Paris, Bibliothèque Nationale de France.


[1] voir la chronique n°13, « Les Enfers à l’antenne : Le drame, c'est l'interprétation ». Pour goûter ladite limonade, c’est très simple : gardez le Pyriphlégéthon à main droite, avancez sur la rive en évitant de glisser sur une grenouille (elles hantent les berges par bandes et coassent de longs commentaires sur Eschyle et Euripide depuis le passage en barque d’un certain Aristophane, individu très suspect et recherché par Interstyx), ignorez les ombres qui errent en se tordant les bras à la recherche du temps perdu, ne vous perdez pas dans les champs d’asphodèles, sautez à cloche-pied puis faites sept fois la roue et vous arriverez devant la tente de Calchas, où il a installé un petit stand de limonade artisanale dont vous nous direz des nouvelles.

[2] L’événement faisait la une de l’Écho du Péloponnèse, du Courrier de Corinthe, du Béotien illustré en 490 avant un certain J.-C. (un archonte, probablement), et a fait l’objet d’une enquête-fleuve du grand reporter Hérodote publiée dans les Lettres athéniennes.

[3] À la bataille de Leuctres (371 avant l’archontat de J.-C.), les Thébains convainquirent les Spartiates que l’air de la Béotie était décidément très malsain pour eux, et que leur hégémonie sur le Péloponnèse et au-delà, comme toutes les bonnes choses, devait avoir une fin. Côté spartiate, le choix de la guerre comme activité centrale de l’existence humaine s’accompagnait d’une diminution effrayante du nombre de citoyens (alias « oliganthropie »), qu’aucune politique nataliste ne parvenait à enrayer.
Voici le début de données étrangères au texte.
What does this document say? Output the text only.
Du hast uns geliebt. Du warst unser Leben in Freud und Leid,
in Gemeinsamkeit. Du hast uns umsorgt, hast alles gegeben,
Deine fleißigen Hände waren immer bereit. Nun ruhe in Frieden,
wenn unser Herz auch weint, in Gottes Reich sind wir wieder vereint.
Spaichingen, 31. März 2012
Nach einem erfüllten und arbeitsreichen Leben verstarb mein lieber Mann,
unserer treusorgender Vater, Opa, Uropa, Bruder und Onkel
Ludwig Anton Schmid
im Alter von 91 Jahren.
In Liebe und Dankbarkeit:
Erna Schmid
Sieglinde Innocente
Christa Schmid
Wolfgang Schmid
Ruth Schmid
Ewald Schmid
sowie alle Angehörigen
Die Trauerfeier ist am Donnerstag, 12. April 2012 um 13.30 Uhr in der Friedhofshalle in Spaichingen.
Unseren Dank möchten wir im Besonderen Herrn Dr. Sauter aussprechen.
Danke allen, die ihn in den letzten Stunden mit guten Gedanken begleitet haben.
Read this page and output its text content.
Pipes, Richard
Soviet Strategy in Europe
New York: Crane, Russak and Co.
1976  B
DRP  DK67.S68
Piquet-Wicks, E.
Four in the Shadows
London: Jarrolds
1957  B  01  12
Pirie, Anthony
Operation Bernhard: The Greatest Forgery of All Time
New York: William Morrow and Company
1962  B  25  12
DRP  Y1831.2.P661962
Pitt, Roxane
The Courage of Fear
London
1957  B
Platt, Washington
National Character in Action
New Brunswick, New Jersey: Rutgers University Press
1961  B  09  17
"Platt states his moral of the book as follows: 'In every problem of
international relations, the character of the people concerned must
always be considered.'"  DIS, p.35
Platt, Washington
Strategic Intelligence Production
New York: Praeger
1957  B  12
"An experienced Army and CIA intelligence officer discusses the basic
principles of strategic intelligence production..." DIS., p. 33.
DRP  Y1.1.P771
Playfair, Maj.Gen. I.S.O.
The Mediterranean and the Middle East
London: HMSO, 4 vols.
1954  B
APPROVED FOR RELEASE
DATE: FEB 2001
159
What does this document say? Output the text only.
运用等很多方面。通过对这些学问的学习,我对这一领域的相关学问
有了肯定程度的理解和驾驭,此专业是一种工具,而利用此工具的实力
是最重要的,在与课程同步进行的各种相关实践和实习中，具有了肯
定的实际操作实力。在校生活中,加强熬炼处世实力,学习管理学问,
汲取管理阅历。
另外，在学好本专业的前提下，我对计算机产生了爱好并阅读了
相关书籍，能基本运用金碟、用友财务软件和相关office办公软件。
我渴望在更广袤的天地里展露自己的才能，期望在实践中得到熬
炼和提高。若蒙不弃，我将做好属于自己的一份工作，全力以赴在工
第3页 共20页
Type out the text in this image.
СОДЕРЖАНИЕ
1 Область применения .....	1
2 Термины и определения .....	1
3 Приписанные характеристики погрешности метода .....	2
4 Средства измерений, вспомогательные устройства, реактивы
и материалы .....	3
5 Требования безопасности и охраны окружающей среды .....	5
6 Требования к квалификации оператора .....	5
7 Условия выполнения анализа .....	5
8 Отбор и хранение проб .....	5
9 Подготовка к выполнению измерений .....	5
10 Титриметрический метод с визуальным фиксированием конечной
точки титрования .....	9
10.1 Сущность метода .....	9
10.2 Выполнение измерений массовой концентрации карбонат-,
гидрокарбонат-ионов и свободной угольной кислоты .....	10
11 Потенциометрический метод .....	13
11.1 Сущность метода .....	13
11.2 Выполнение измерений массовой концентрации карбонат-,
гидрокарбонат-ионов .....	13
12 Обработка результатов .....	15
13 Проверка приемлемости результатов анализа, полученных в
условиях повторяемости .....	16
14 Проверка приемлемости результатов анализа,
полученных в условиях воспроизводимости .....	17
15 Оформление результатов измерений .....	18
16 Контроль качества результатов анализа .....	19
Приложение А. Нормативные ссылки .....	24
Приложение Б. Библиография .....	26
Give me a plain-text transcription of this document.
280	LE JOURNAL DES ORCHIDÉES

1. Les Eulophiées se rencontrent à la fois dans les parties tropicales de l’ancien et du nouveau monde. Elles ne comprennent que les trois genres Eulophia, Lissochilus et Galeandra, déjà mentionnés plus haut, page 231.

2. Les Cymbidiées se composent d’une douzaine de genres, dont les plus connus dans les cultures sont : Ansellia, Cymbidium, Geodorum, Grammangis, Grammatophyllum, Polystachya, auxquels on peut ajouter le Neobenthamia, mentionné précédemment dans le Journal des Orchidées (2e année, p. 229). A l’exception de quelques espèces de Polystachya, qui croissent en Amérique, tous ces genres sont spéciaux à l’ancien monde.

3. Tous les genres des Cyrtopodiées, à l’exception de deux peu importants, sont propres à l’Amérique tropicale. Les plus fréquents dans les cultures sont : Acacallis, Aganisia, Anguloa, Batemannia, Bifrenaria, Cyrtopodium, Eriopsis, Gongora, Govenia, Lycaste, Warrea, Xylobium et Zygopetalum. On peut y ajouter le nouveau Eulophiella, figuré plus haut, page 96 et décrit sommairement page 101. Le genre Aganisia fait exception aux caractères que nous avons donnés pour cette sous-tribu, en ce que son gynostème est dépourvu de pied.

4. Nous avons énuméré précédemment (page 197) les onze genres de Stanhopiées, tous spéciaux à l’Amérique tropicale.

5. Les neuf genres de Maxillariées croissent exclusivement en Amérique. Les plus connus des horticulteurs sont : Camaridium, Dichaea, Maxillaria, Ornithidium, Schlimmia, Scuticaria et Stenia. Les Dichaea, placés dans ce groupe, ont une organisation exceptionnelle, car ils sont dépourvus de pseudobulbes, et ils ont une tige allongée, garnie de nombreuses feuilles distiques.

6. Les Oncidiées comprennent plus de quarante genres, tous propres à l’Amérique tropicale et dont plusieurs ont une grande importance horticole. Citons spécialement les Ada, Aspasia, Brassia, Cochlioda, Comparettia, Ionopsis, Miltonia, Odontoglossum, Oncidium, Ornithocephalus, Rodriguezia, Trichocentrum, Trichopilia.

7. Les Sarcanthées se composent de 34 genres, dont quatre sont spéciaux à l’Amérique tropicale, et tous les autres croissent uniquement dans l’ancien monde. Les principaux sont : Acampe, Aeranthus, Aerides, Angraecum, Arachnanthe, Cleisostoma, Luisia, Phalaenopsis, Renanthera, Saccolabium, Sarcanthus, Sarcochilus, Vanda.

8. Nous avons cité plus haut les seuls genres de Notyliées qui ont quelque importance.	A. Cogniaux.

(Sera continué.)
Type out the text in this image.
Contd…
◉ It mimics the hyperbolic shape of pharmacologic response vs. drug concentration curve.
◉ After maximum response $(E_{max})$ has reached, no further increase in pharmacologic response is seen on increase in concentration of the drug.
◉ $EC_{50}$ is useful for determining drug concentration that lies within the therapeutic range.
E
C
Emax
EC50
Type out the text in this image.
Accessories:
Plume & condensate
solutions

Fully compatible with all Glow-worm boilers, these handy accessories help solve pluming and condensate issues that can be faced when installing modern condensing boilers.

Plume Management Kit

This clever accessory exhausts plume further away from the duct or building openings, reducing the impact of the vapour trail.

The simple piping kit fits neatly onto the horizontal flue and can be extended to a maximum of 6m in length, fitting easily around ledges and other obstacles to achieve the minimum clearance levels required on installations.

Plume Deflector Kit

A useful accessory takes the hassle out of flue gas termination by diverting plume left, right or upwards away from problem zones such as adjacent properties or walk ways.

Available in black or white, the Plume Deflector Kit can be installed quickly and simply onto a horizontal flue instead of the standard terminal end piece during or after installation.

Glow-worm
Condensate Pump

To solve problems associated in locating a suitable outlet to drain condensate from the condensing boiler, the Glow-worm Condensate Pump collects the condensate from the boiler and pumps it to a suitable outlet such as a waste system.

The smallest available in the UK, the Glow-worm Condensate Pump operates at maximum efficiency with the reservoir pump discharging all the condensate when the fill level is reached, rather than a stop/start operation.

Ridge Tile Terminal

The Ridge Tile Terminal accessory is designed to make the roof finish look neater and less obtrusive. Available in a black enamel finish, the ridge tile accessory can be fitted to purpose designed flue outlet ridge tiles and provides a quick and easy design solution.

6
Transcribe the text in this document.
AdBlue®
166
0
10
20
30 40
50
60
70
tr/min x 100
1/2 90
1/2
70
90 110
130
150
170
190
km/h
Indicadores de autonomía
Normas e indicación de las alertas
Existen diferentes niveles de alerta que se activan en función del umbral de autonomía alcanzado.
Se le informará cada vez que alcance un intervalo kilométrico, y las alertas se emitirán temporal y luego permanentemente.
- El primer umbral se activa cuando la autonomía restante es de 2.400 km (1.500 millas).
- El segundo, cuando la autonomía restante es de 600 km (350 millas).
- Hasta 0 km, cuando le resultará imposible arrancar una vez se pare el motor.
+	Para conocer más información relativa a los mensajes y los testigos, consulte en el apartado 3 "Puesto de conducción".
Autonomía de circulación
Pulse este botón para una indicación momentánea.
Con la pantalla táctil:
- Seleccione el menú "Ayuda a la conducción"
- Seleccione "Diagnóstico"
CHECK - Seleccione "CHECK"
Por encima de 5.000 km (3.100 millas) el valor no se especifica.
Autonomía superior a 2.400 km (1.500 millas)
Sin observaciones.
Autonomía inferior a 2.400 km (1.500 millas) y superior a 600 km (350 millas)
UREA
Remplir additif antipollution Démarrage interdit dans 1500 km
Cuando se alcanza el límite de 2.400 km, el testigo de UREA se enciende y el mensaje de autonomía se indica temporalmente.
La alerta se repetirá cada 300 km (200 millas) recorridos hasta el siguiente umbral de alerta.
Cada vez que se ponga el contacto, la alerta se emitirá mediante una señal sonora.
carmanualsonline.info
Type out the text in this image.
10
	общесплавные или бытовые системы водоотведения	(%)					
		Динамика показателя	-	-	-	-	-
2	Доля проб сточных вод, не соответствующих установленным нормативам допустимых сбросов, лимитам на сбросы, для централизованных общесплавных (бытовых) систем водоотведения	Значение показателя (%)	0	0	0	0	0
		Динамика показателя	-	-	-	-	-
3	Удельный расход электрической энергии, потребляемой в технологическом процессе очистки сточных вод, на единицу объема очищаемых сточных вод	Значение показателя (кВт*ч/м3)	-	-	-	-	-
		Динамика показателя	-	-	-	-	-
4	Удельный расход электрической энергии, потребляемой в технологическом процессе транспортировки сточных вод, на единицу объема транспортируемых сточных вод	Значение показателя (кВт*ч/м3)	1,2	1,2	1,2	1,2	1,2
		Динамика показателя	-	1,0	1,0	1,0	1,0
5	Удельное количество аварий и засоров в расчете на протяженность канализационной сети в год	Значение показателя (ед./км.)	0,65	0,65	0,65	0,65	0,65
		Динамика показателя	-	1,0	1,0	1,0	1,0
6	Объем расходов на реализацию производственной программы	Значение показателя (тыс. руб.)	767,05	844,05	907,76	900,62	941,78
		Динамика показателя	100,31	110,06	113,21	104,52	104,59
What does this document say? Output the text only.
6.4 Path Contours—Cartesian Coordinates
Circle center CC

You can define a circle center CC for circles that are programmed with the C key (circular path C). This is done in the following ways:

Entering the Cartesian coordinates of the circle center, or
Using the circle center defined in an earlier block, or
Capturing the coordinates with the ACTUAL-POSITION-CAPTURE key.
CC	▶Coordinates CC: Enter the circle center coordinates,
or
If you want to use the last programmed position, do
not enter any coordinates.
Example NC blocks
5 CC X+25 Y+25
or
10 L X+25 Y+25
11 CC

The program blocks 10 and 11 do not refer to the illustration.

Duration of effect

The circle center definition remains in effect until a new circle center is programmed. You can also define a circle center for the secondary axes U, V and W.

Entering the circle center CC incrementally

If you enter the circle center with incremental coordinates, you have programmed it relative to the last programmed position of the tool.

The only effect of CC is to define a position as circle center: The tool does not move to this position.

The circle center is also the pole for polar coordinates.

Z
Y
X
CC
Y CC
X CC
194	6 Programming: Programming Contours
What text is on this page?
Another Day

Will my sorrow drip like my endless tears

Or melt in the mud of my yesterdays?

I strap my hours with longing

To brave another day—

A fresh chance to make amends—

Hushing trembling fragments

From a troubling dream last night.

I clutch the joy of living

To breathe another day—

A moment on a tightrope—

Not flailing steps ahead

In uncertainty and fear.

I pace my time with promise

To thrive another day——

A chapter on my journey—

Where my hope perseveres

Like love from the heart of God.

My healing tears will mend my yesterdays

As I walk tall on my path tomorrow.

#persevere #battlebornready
Coïncidence ? Peut-être pas…

[4] Une invention brevetée de Pélopidas, bras droit d’Épaminondas, l’artisan du réveil thébain contre l’hégémonie spartiate (relire la note juste au-dessus si vous avez été distraits par une invasion barbare). Le bataillon sacré était aussi invincible que Milon de Crotone ou que la Pythie au jeu des devinettes, car il était composé de cent cinquante couples d’amants prêts à tout pour se couvrir de gloire sous les yeux de l’être aimé.